Meer pointed to an example of when HBGary was hacked and gigabytes of information were taken from e-mail servers without the organisation knowing what information had been leaked to the public.

Cyber criminals are the opponents who get to see the whole security chessboard, while the anti-virus companies are the opponents that only respond to a threat once it has already caused damage.

Haroon Meer, Thinks

According to Meer, the security industry is using old technology methodologies to try and address new security threats. He said the days where blacklisting worked are long gone, and users should now be turning to white-listing.

“White-listing only allows certain data to run on the machine, and it trumps anti-virus, yet the majority of people aren't even using it. AV companies are always behind the attackers.

“The cyber criminals are the opponents who get to see the whole security chessboard, while the anti-virus companies are the opponents that only respond to a threat once it has already caused damage.”

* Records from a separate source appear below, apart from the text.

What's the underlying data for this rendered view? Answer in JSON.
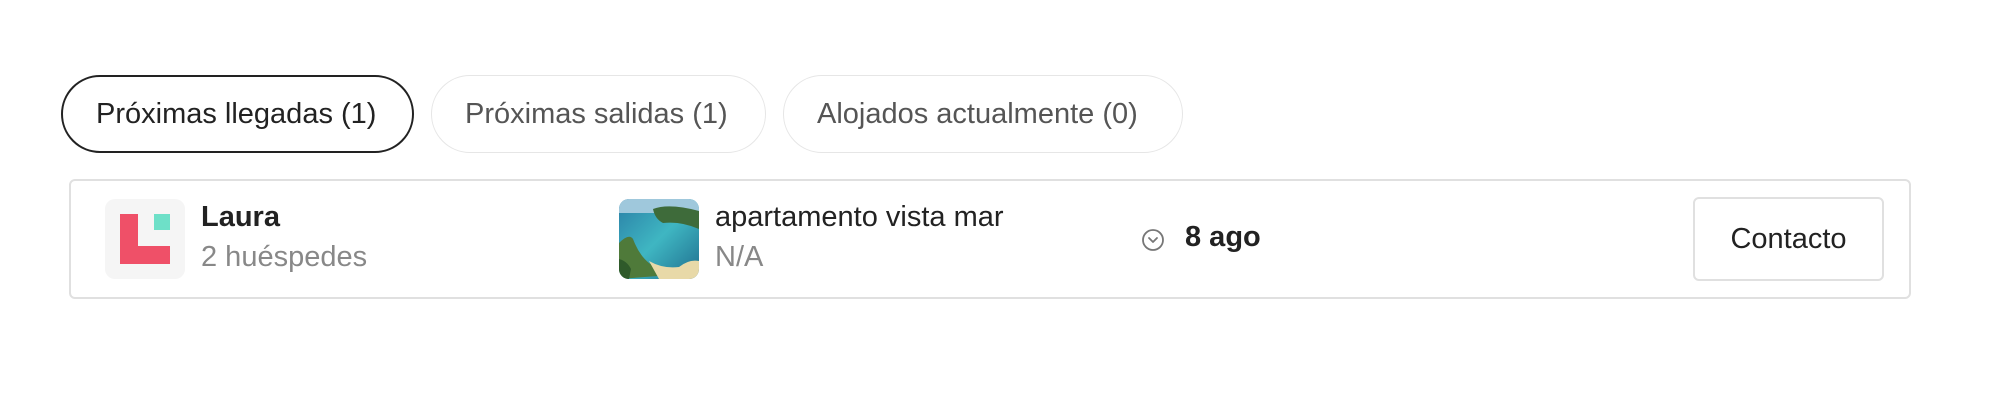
{
  "tabs": [
    {
      "label": "Próximas llegadas (1)",
      "active": true
    },
    {
      "label": "Próximas salidas (1)",
      "active": false
    },
    {
      "label": "Alojados actualmente (0)",
      "active": false
    }
  ],
  "reservation": {
    "guest_name": "Laura",
    "guest_count": "2 huéspedes",
    "property_name": "apartamento vista mar",
    "property_sub": "N/A",
    "date": "8 ago",
    "contact_label": "Contacto"
  },
  "icons": {
    "logo": "brand-logo-icon",
    "property": "property-photo",
    "date": "clock-icon"
  },
  "colors": {
    "brand_red": "#ef5068",
    "brand_teal": "#6ee0c8",
    "active_border": "#222222"
  }
}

Meer noted that AV vendors are on the losing side of the security battlefield. “AV vendors will show how they disassembled a malicious piece of code only once it has already happened, and that which they have not been able to stop.”

However, Meer added that he doesn't believe AV is “completely useless”. He notes: “A small company would pay for an AV as a person would pay for a tax. AV is ok for what it is, but we are just stretching its capabilities. There is still room for innovation. Clearly what we are doing up until now is not working.”